Senão vejamos: o vírus desconhecido das terras distantes da Ásia veio contaminar e fazer adoecer a vizinha da minha avó transmontana, numa terra sem comboios nem autocarros nem aviões. Uma terrinha com meia centena de pessoas, onde não entrou ninguém estrangeiro, infectada por um vírus congeminado algures na promiscuidade genética da velha família dos coronavírus, em grutas de sítios que ninguém desta aldeia visitou ou visitará. E, no entanto, são reais e palpáveis a tosse, a febre, os pulmões desfeitos, a dispneia. Um vírus globalizado, transportado, incubado a um ritmo alucinante.
A resposta clássica da saúde pública fundamenta-se na mecânica elementar do vírus: separando as pessoas, aumentando a sua distância, podemos congelar o contágio e abortar a transmissão. Tudo depende de tudo. A genética do vírus, a mobilidade dos mamíferos que o transportaram, o contacto dos seres humanos com esses animais, a amálgama humana universal.
Alguns – cada vez mais -, poderão dizer que a solução é o isolamento: se tudo depende de tudo, então a distância do outro é a proteção do mal que este nos pode trazer. Esquecem, contudo, que a nossa riqueza humana, cultural, social e económica deriva justamente de séculos de partilha e compromisso, de cooperação e disrupção cíclica, de um diálogo sistemático entre o “nós” e o “eles” ao ponto de se confundirem.
Quando Virchow proclamou que “a medicina é uma ciência social e a política não é mais do que medicina em larga escala”, estava a dizer tudo o que um médico – que é antes de mais um cidadão -, deve aprender. A técnica é apenas a base operacional de um método que não pode deixar de ver a medicina como uma ciência social, a favor das pessoas e que emana das suas circunstâncias culturais.

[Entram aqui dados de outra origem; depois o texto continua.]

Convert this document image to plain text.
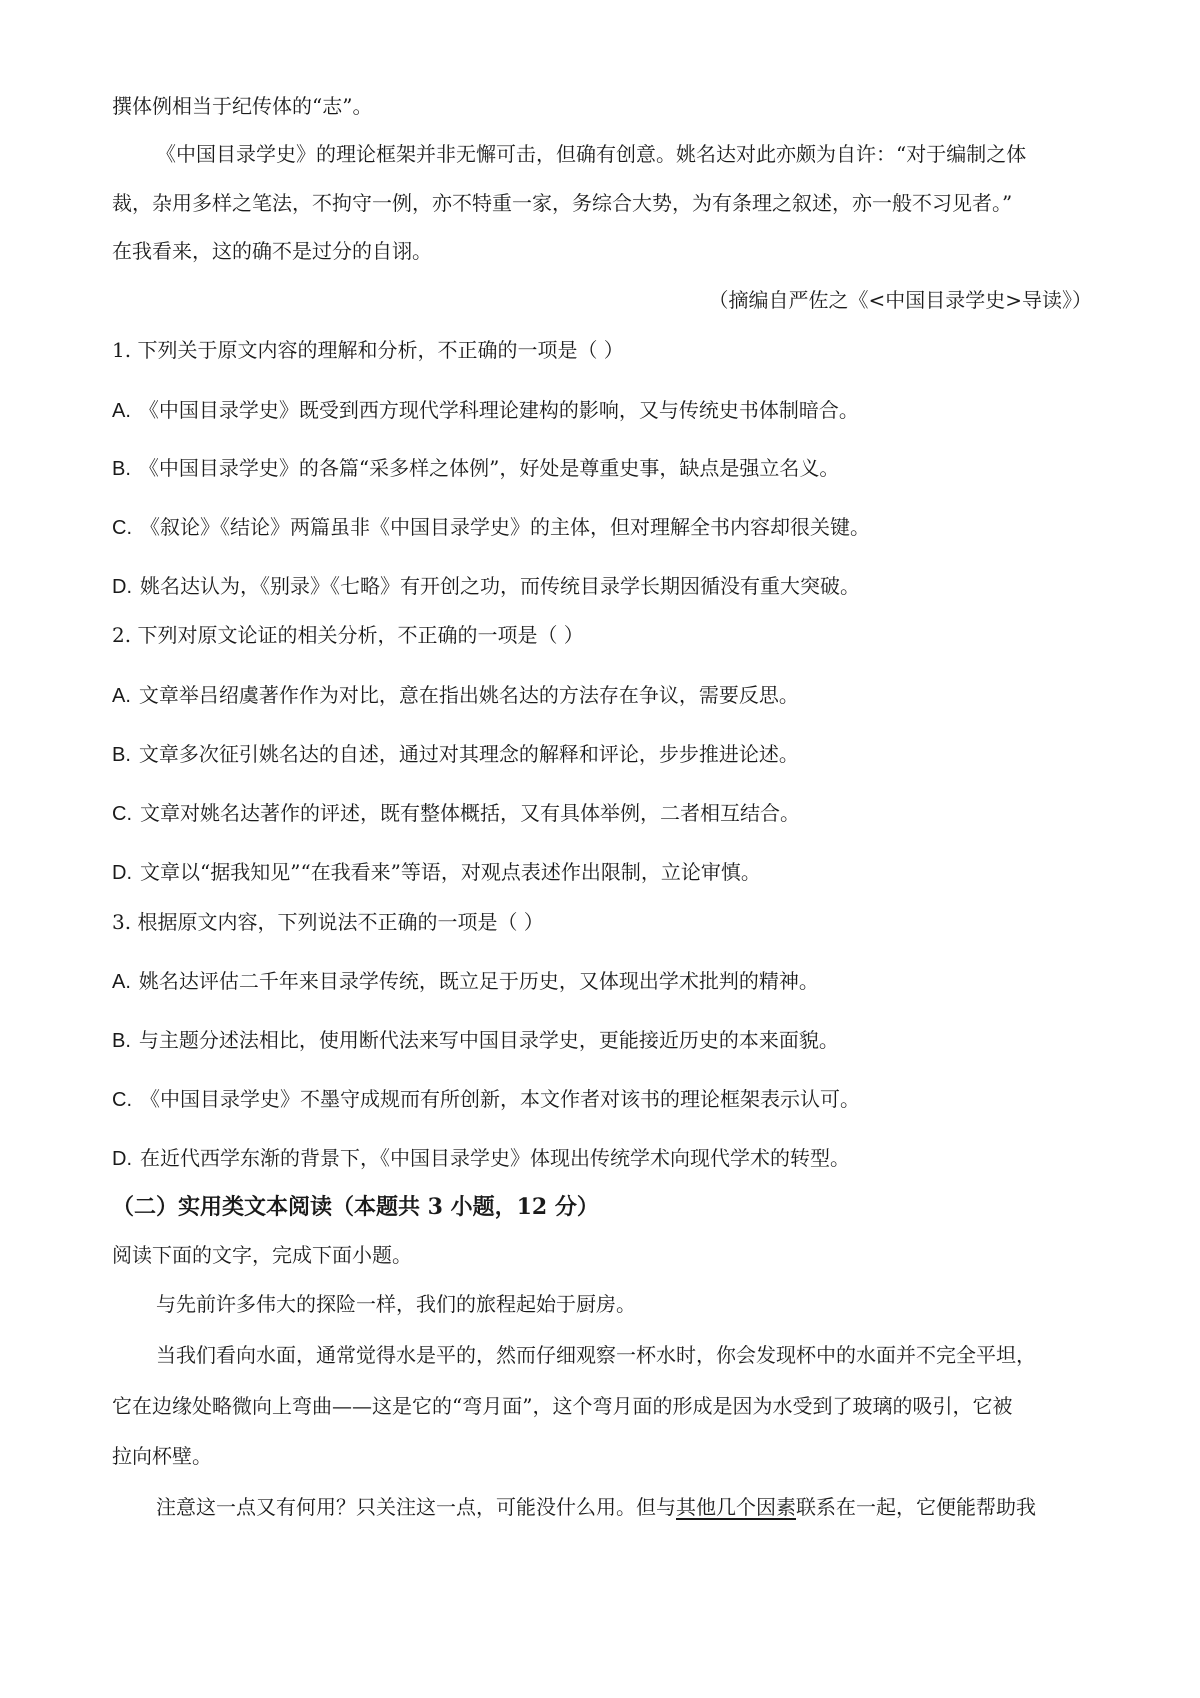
撰体例相当于纪传体的“志”。
《中国目录学史》的理论框架并非无懈可击，但确有创意。姚名达对此亦颇为自许：“对于编制之体
裁，杂用多样之笔法，不拘守一例，亦不特重一家，务综合大势，为有条理之叙述，亦一般不习见者。”
在我看来，这的确不是过分的自诩。
（摘编自严佐之《<中国目录学史>导读》）
1. 下列关于原文内容的理解和分析，不正确的一项是（ ）
A. 《中国目录学史》既受到西方现代学科理论建构的影响，又与传统史书体制暗合。
B. 《中国目录学史》的各篇“采多样之体例”，好处是尊重史事，缺点是强立名义。
C. 《叙论》《结论》两篇虽非《中国目录学史》的主体，但对理解全书内容却很关键。
D. 姚名达认为，《别录》《七略》有开创之功，而传统目录学长期因循没有重大突破。
2. 下列对原文论证的相关分析，不正确的一项是（ ）
A. 文章举吕绍虞著作作为对比，意在指出姚名达的方法存在争议，需要反思。
B. 文章多次征引姚名达的自述，通过对其理念的解释和评论，步步推进论述。
C. 文章对姚名达著作的评述，既有整体概括，又有具体举例，二者相互结合。
D. 文章以“据我知见”“在我看来”等语，对观点表述作出限制，立论审慎。
3. 根据原文内容，下列说法不正确的一项是（ ）
A. 姚名达评估二千年来目录学传统，既立足于历史，又体现出学术批判的精神。
B. 与主题分述法相比，使用断代法来写中国目录学史，更能接近历史的本来面貌。
C. 《中国目录学史》不墨守成规而有所创新，本文作者对该书的理论框架表示认可。
D. 在近代西学东渐的背景下，《中国目录学史》体现出传统学术向现代学术的转型。
（二）实用类文本阅读（本题共 3 小题，12 分）
阅读下面的文字，完成下面小题。
与先前许多伟大的探险一样，我们的旅程起始于厨房。
当我们看向水面，通常觉得水是平的，然而仔细观察一杯水时，你会发现杯中的水面并不完全平坦，
它在边缘处略微向上弯曲——这是它的“弯月面”，这个弯月面的形成是因为水受到了玻璃的吸引，它被
拉向杯壁。
注意这一点又有何用？只关注这一点，可能没什么用。但与其他几个因素联系在一起，它便能帮助我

O “ano viral” tem, assim, uma dupla perspetiva: o mundo do vírus (biológico, epidemiológico, clínico, patológico) e o mundo que reage ao vírus (antropológico, sociológico, comunicacional), a que gosto de chamar o “contra-vírus”. A “má-informação” desestabiliza os fundamentos da credibilidade científica. A desinformação aproveita-se disso e põe em ação um plano de mitificação da doença e desvitalização da realidade. Quero dizer: a distância entre a realidade da doença e a comunicação acerca da doença é que permite um desnível escorregadio em que tropeçamos. Tudo depende de tudo. A desinformação é irmã do populismo, de que muito beneficiam certas correntes políticas. Alimentam-se dela porque se funda na não-crença. Não acreditar é um negacionismo, e negar uma realidade é tirar-lhe a dolência, é fazê-la líquida e mais acomodável dentro dos arquivos do espírito.
Procuro clarificar: o negacionismo científico e o populismo político não são defeitos inerentes ao negacionista ou ao populista. São sintomas de uma resposta inflamatória à realidade, que é a resposta de negação. São produto da ausência de recursos para aceitar, integrar e desencadear mecanismos de reação a uma verdade dolorosa e ameaçadora. Assim, podemos concluir que a chave para esta segunda face da moeda se encontra na educação para a saúde e na comunicação em saúde, que com liberdade podemos resumir ao conceito de Literacia.
A Literacia é que nos permite abrir e fechar portas, gerir a nossa vida, arrumar as gavetas da mente, criar opções e escolher caminhos. Permite-nos encontrar a tal intencionalidade profunda que está na base da felicidade do ser humano, o mais estranho dos bichos.
Tudo depende de tudo. Olhemos para tudo. Cuidemos de tudo. Não há saúde sem medicina, nem deve existir medicina sem saúde. Não há saúde sem felicidade, nem felicidade sem intencionalidade, nem intencionalidade sem literacia. A única solução para os problemas da humanidade é sempre e só mais humanidade.